I don't own a NES or know the reason for this message for certain, but from an electronics perspective the reason is fairly obvious.

Yes, the reason is to prevent corruption of game saves but no, it is not because of "power spikes" or switch bouncing as mentioned in the other answer and comments.

The first thing to know is that there is no such thing as an infinitely fast power supply. The power supply stabilizes and buffers its output (and the circuit itself does more buffering) and that means the output voltage will ramp up within a certain time on powering up. For the same reason, the voltage will not immediately go to zero on powering down.

The second thing to know is that electronic devices such as the CPU have a specified voltage range within which they work. They can't do anything when the voltage is lower than certain threshold voltages for the transistors. That means there is still a voltage range between "doing nothing" and "working properly" where it will work unreliably.

Now on power-up, there are trivial circuits that will hold the reset line for a little while so that the CPU comes out of reset only after power is good. There are a little more involved circuits (brown-out detectors) that can generate a reset anytime the supply voltage drops below a threshold, not just on powering up. Obviously that wasn't built into the NES because it costs money and isn't really needed. Sure, the NES may glitch and crash on powering down, but so what? The user probably won't notice and certainly won't care because it has no lasting effect.

That changes when non-volatile memories are involved. The CPU may continue to execute code in brown-out conditions but errors may creep in. For example, when it writes to memory it might write to the wrong location and that location might just be within your precious save game, corrupting it.

Since the NES lacks one, the game manufacturers could have included a brown-out detector on their own module that write protects their memory. The obvious cheaper solution is to just tell the gamer to hold the reset button while powering down. That prevents the CPU from doing anything at all, brown-out or not, and so also prevents it from drunkenly walking all over your saves.


After Googling for a while, I unfortunately couldn't turn up any specific answer. The only thing we know for certain, is that holding RESET was required for pretty much every game that offered a battery-backed saving mechanism, as opposed to password-based savegames.

The answers I found included:

  • Holding RESET allowed the NES to finish saving data before it is powered off.
  • Holding RESET would send both the console and the cartridge into a low-power state, that would prevent power surges from damaging the battery when powering off (unlikely)
  • When powering off, the NES' CPU would experience power spikes that potentially could write data at random locations, including the battery-powered registers of the cartridge, overwriting and corrupting savegames in the process. Holding RESET would send the CPU into a low-power state which would prevent any power surge from overwriting any register.

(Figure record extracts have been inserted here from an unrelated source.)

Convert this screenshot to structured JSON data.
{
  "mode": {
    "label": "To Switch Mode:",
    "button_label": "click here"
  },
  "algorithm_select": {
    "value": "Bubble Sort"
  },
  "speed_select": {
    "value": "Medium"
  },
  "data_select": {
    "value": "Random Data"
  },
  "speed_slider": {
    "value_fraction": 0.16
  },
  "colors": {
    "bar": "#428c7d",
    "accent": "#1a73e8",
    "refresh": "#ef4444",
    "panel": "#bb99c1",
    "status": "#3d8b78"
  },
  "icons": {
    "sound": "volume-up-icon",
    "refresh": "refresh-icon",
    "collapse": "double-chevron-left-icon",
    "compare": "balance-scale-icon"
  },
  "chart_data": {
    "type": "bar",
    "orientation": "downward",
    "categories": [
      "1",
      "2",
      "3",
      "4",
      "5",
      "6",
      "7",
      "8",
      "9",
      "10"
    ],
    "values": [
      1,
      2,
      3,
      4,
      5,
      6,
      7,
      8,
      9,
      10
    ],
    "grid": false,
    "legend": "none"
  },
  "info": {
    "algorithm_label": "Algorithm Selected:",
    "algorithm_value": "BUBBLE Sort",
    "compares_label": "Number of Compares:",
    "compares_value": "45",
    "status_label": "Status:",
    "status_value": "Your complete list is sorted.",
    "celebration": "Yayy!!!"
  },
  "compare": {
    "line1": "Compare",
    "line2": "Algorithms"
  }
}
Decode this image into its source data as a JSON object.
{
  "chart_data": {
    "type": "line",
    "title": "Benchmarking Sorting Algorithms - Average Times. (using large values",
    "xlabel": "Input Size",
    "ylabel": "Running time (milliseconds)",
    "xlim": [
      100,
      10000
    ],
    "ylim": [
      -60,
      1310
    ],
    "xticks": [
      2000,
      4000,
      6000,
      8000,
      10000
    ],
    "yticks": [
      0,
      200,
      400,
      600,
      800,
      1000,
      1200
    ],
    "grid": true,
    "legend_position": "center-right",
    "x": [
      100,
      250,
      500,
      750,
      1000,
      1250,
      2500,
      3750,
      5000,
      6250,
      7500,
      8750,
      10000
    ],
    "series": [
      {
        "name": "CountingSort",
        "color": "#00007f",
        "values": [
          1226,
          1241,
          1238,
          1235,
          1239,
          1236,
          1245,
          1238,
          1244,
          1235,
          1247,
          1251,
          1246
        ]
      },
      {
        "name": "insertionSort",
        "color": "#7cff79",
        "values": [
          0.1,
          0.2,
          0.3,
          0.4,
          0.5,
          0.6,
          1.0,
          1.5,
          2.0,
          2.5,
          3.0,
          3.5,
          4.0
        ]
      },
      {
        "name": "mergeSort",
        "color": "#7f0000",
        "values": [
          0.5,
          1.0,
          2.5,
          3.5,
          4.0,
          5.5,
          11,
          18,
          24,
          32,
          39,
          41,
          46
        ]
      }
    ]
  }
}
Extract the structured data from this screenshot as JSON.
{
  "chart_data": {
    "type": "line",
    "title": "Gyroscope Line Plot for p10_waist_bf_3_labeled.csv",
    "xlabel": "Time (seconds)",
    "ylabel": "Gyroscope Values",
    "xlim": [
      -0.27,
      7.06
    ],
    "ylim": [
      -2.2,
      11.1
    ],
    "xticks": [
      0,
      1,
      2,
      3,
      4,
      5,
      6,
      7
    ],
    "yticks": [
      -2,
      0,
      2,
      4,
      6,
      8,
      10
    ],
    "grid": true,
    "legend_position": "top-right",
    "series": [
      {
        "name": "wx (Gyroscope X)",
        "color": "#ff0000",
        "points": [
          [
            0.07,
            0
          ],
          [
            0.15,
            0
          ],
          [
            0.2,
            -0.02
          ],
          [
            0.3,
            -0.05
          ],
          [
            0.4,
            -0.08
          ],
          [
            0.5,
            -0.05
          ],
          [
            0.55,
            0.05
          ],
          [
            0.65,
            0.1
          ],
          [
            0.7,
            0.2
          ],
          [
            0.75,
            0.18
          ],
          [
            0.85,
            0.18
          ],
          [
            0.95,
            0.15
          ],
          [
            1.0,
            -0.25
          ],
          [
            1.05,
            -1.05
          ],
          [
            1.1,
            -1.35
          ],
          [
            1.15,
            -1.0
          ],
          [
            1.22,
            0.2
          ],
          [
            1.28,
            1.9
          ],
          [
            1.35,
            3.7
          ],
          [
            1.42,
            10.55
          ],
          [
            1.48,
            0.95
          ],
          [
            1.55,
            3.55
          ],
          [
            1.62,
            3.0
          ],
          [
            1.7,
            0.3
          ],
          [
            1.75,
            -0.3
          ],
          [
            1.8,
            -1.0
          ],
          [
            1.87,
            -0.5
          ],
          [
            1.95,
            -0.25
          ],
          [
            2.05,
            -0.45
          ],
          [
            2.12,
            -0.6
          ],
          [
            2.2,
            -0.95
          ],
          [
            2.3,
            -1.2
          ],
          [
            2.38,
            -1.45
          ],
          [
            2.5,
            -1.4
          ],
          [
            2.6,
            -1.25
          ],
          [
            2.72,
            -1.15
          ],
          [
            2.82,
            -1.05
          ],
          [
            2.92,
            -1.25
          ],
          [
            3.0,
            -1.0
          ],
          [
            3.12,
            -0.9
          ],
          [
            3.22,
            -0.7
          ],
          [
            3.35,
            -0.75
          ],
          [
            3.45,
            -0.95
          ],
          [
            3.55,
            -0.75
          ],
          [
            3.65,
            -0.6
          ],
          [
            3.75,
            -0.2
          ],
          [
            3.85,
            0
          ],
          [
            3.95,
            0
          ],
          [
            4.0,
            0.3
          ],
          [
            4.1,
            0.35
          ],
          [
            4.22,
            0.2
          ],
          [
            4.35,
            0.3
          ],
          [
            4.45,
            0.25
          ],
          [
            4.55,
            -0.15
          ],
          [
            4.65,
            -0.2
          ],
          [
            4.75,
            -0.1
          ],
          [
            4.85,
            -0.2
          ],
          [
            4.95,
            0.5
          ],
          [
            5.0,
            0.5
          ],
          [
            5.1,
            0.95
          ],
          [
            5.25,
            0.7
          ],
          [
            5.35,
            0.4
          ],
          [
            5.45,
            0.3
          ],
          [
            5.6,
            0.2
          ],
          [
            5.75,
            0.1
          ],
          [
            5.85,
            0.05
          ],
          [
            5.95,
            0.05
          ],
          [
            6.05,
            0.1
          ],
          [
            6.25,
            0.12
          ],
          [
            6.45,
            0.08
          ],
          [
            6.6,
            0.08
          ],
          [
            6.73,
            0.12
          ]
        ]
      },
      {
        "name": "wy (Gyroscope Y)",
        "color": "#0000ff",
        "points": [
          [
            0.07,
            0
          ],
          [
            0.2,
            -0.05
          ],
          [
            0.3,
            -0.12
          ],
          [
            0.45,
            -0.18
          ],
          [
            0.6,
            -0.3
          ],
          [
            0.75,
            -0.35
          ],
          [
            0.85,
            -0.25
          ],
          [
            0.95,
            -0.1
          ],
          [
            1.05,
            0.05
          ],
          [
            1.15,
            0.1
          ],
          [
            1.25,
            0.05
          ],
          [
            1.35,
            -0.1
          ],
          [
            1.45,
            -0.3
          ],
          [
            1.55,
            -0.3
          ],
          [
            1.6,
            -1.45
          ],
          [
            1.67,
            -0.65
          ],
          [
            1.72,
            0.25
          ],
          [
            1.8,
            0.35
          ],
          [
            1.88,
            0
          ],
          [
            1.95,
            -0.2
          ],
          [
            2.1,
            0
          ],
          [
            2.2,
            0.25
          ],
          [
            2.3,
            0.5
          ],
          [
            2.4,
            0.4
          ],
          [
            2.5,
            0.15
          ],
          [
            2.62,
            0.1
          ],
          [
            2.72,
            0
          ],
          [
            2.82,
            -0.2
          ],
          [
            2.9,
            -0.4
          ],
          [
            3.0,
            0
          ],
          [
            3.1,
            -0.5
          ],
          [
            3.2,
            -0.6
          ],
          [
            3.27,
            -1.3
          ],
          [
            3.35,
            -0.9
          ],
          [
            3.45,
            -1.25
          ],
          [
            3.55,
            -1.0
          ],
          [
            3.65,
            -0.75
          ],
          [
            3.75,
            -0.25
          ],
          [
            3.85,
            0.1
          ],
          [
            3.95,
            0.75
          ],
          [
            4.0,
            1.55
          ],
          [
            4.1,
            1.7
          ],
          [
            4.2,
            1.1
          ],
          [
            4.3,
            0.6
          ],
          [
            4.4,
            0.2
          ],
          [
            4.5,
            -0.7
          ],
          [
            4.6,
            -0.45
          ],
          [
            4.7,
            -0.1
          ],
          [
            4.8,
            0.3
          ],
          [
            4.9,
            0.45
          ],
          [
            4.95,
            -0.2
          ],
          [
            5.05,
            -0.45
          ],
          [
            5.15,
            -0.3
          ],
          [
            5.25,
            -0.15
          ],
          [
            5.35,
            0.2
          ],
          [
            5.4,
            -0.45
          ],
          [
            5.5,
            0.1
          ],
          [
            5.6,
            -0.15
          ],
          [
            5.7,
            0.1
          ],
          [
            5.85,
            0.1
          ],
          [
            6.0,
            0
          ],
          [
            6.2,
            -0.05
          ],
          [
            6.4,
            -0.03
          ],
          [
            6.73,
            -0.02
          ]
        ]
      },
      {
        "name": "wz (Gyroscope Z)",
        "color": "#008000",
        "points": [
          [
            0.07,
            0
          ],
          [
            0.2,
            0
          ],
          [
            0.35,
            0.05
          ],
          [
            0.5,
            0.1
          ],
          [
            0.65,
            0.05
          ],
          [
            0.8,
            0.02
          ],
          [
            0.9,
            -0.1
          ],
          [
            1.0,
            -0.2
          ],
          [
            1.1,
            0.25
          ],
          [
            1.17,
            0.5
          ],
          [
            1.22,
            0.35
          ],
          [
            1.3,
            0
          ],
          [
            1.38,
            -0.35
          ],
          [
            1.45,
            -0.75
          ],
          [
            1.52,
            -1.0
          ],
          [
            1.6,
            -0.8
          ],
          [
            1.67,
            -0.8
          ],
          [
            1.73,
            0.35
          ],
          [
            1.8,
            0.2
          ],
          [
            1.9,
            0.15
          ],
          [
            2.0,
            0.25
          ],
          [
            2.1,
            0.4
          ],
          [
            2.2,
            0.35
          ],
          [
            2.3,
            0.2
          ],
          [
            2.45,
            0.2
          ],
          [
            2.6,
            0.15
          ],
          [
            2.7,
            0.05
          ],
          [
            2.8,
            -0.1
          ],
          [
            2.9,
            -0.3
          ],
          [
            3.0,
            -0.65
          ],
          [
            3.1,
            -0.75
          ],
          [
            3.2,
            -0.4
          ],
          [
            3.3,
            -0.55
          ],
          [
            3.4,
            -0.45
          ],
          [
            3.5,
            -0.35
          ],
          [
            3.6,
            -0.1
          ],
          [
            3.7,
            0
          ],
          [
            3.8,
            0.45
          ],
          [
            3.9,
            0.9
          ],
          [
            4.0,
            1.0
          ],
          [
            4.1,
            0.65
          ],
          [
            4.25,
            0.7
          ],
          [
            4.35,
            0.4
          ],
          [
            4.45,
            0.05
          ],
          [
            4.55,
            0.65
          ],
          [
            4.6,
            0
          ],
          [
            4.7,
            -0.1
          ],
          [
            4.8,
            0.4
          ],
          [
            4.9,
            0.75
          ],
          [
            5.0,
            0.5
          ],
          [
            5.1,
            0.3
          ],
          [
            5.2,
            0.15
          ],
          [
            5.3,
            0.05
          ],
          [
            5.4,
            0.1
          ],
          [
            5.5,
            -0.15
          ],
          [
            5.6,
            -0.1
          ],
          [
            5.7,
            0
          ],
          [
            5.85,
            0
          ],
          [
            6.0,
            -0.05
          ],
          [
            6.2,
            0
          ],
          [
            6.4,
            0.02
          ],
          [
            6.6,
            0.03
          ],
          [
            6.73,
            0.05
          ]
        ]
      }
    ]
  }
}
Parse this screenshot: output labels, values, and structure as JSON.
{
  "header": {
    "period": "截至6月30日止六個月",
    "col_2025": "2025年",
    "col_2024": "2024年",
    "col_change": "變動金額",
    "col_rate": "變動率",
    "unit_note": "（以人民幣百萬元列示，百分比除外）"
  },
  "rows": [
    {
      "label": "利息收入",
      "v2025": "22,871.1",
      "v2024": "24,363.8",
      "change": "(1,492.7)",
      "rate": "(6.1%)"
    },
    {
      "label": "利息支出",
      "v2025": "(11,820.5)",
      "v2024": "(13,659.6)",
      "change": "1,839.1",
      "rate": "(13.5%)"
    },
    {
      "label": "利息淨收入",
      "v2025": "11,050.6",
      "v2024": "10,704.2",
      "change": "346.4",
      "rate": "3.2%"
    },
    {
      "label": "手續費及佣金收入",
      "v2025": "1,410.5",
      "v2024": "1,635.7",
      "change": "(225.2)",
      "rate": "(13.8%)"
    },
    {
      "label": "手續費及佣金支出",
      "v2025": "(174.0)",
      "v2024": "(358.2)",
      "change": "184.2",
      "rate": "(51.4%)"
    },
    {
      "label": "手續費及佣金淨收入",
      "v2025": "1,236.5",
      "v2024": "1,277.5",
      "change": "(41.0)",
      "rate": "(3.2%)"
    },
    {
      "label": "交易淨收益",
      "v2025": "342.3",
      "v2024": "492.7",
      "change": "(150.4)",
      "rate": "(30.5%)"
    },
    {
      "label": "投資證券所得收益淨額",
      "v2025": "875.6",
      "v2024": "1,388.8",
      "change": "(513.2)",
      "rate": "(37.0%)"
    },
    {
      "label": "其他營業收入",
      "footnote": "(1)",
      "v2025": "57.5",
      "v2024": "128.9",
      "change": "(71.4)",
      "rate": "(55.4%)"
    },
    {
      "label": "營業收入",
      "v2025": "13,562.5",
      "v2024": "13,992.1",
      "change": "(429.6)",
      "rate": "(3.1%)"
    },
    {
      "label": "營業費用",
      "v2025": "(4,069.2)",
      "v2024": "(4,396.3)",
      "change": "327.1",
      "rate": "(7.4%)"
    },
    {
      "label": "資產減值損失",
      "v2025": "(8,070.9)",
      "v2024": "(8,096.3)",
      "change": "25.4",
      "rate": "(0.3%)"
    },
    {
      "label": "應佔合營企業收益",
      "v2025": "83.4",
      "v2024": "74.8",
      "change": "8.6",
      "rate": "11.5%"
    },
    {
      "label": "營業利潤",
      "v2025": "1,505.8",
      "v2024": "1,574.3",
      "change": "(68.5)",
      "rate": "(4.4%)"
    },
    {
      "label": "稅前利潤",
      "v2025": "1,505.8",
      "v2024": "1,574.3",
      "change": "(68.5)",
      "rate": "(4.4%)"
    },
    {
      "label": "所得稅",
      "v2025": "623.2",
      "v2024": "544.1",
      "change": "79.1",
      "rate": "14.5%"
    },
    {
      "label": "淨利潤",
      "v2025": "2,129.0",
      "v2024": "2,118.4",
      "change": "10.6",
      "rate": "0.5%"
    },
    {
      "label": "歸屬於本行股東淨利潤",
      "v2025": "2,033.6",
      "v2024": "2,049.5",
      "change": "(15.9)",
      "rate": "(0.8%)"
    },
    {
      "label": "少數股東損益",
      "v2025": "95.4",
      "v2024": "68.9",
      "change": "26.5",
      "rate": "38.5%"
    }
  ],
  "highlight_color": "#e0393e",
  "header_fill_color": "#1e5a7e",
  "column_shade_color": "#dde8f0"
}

The reason why this was required on the NES and not on newer consoles, was because the NES was never designed for saving data in the first place. The first game to have supported saving onto the cartridge directly was The Legend of Zelda which was released 3 years after the original Famicom, and 1 year after the NES. Back then, data loss didn't matter because data wasn't supposed to be persistent anyways.


http://creek.doorblog.jp/archives/51212263.html

元々バッテリバックアップを前提に作られていないファミコンでは、 バッテリバックアップの仕様上、電池やSRAMに通電している時に電源を切ると 電源ノイズが発生して電池からSRAMへの電力供給が不安定になったりする。結果データが一部書き換わってしまうことがある。

The Family Computer (NES) was not designed wtih SRAM backup in mind. Therefore, it was challenging to protect the SRAM from noise or fluctuation in power supply, which might alter the state of SRAM. Holding down the RESET button isolates the SRAM, in fact, the whole game cartridge, from power supply by design. This significantly reduces the electrical noise due to powering the system off by hardware switch from reaching the SRAM encased in the game cartridge.